The Journal of Computing in Higher Education published a study on the impact of OER and learning in higher education in September 2015, which indicated in some cases the cost of textbooks approaches or exceeds the cost of tuition and “while not usually measured directly, it is possible that the use of no-cost or low-cost OER might free students’ resources to support increased credit loads which then enhance progress toward graduation.”
The study assessed nearly 5,000 post-secondary students using OER against more than 11,000 control students using commercial textbooks at 10 institutions throughout the country. Based on the results, the study indicated “even when controlling for differences in previous enrollment, students in courses using OER enrolled in a significantly higher number of credits in the next semester.”
Students using OER also were found to perform as well as or better than students with traditional textbooks in terms of course completion, achieving a final grade of C- or higher, and course grade. The authors of the study emphasized their belief that the “effects demonstrated in the study result from differing degrees of access and affordability facilitated by open licenses used by OER,” rather than differences in instructional design.
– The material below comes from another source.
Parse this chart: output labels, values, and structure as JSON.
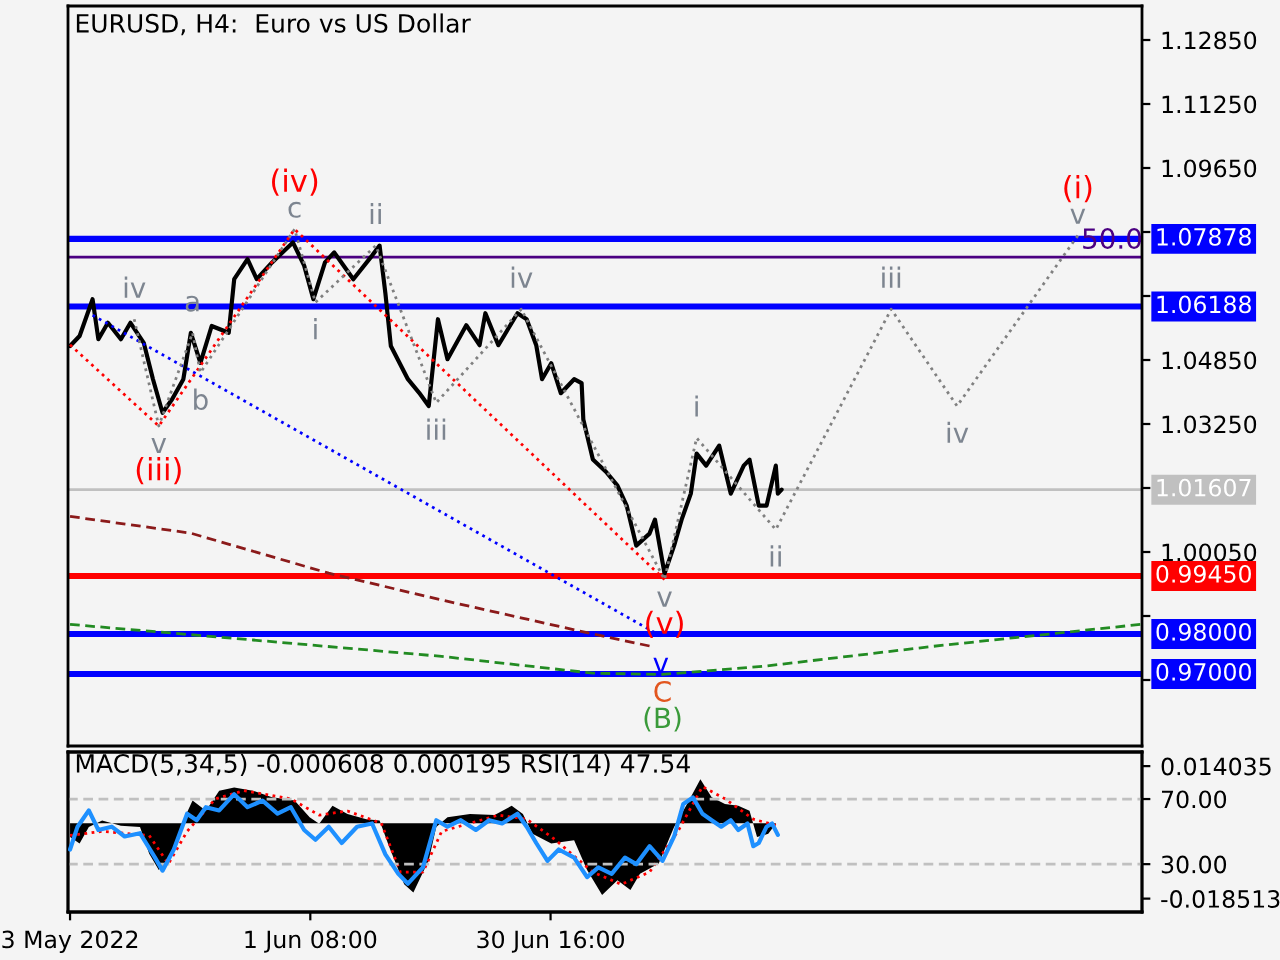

Vargo said if the college can save students money on textbooks, hopefully it will encourage them to purchase additional contact or credit hours and shorten the length of time they spend working on their education.
“There is a really strong correlation, an inverse relationship, between the amount of time you are spending on your education, longitudinally, and how likely you are to actually complete it,” said Vargo.
“The longer it takes you to do it, the less likely you are to finish. So if we can do anything to shorten up that transit time, I think we are probably increasing the likelihood that folks are going to be able to complete their education successfully.”